Compressed video formats typically encode the difference between frames. However, to start a stream/video or allow for reasonably responsive seeking, key frames (a.k.a. I-frames) are needed to draw the entire picture every so often as a reference point. The problem with key frames is that they're very large compared to delta frames (a.k.a. P-frames and B-frames), which increases data usage and can cause stutters. To address this, their quality is often reduced—but if by too much, a pulsing effect appears.
Ideally, you want key frames to be as far apart as possible while still providing a reasonable seek speed and cutting granularity. Personally, I always use the maximum value these cameras support, which is 150. At 30fps, that is just five seconds (150 frames ÷ 30fps = 5 seconds). Most modern PCs can seek anywhere in such an encoded video in well under a second, this reduces video stuttering/pulsing, and significantly improves the amount of recorded video time your storage can hold. The other consideration is
Blue Iris, which is written with outdated standards from when PCs were far less powerful and didn't have much memory; so it will flag such cameras with an error, which I promptly ignore as it proceeds to work just fine. Just beware of three things:
- When you click on a live camera in BI/UI3 to maximize it, the image will start out blurry (using the camera's sub stream) until the next keyframe, where it will switch to the main stream. If your keyframe interval is 150 @ 30fps, this could take up to 5 seconds—depending where in the keyframe sequence the camera was the moment you clicked. If you can't tolerate that delay, reduce your keyframe interval to shorten it.

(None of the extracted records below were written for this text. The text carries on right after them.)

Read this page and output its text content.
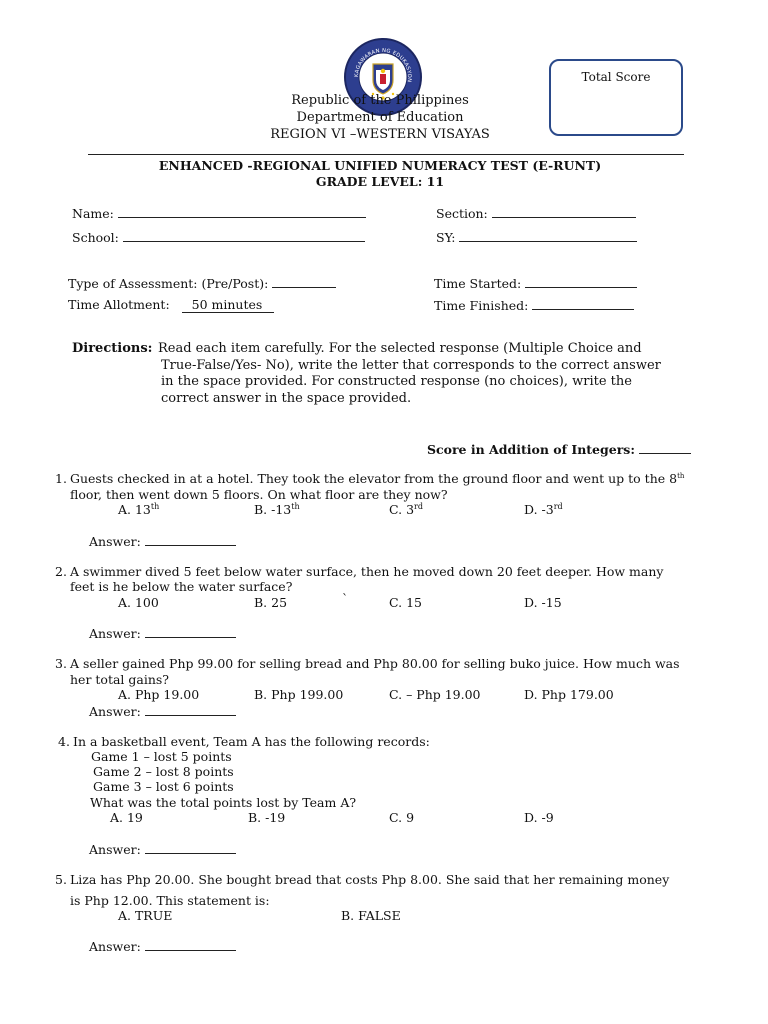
KAGAWARAN NG EDUKASYON	Total Score
Republic of the Philippines
Department of Education
REGION VI –WESTERN VISAYAS
ENHANCED -REGIONAL UNIFIED NUMERACY TEST (E-RUNT)
GRADE LEVEL: 11
Name:	Section:
School:	SY:
Type of Assessment: (Pre/Post):	Time Started:
Time Allotment: 50 minutes	Time Finished:
Directions: Read each item carefully. For the selected response (Multiple Choice and
True-False/Yes- No), write the letter that corresponds to the correct answer
in the space provided. For constructed response (no choices), write the
correct answer in the space provided.
Score in Addition of Integers:
1. Guests checked in at a hotel. They took the elevator from the ground floor and went up to the 8th
floor, then went down 5 floors. On what floor are they now?
A. 13th	B. -13th	C. 3rd	D. -3rd
Answer:
2. A swimmer dived 5 feet below water surface, then he moved down 20 feet deeper. How many
feet is he below the water surface?
A. 100	B. 25	`	C. 15	D. -15
Answer:
3. A seller gained Php 99.00 for selling bread and Php 80.00 for selling buko juice. How much was
her total gains?
A. Php 19.00	B. Php 199.00	C. – Php 19.00	D. Php 179.00
Answer:
4. In a basketball event, Team A has the following records:
Game 1 – lost 5 points
Game 2 – lost 8 points
Game 3 – lost 6 points
What was the total points lost by Team A?
A. 19	B. -19	C. 9	D. -9
Answer:
5. Liza has Php 20.00. She bought bread that costs Php 8.00. She said that her remaining money
is Php 12.00. This statement is:
A. TRUE	B. FALSE
Answer:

- Recorded clips must start with a keyframe, so make sure you set Blue Iris' Stream buffer time and Pretrigger record time to a number sufficiently high enough that it can go back in time to the previous keyframe (or the one before it) when receiving a recording trigger, so your recordings don't start several seconds after an event begins. I typically use a value of 20 seconds for both (right-click camera in BI -> Camera settings -> Record).
- During playback in BI/UI3, seeking in recorded clips will be slower on videos with larger key frame intervals. If you find it too slow, reduce your key frame interval (changes will take effect on future recorded clips). A faster CPU on the BI machine also helps with this (when you seek, it jumps to the nearest key frame, and then has to decode out to the spot you selected before it can begin playback).
Yes, the camera always uses all frames for motion detection, as does Blue Iris, regardless of your key frame interval. The only potential issue is what I wrote in #2 above. To further illustrate, let's say your key frame interval is 600, and your camera is running at 10fps (a very extreme example). This puts your key frames a whopping 60 seconds apart, and let's say they're happening on the turn of every minute of the clock. 12:45:00 PM you have a key frame, 12:46:00 PM you have another key frame, etc. At 12:46:15 PM, a person walks by. Your camera will send an ONVIF trigger to Blue Iris right away (or Blue Iris will detect the motion right away with its built-in motion detector), but it cannot start actually recording until the next key frame comes in at 12:47:00 PM—long after the person is gone! With a sufficiently large
Stream buffer time and
Pretrigger record time, Blue Iris can go back in time and start your recording at the 12:46:00 PM key frame, or even at the 12:45:00 PM key frame—despite the motion trigger happening at 12:46:15 PM. Too far back though, and it'll use more memory (to remember all those frames in case it needs to go back), and your clips will have a lot of nothing happening at the beginning.
For Blue Iris, what's more important than your key frame interval is that your main+sub stream frame rates match each other, and your main+sub stream key frame intervals match each other. The rest is a matter of preference.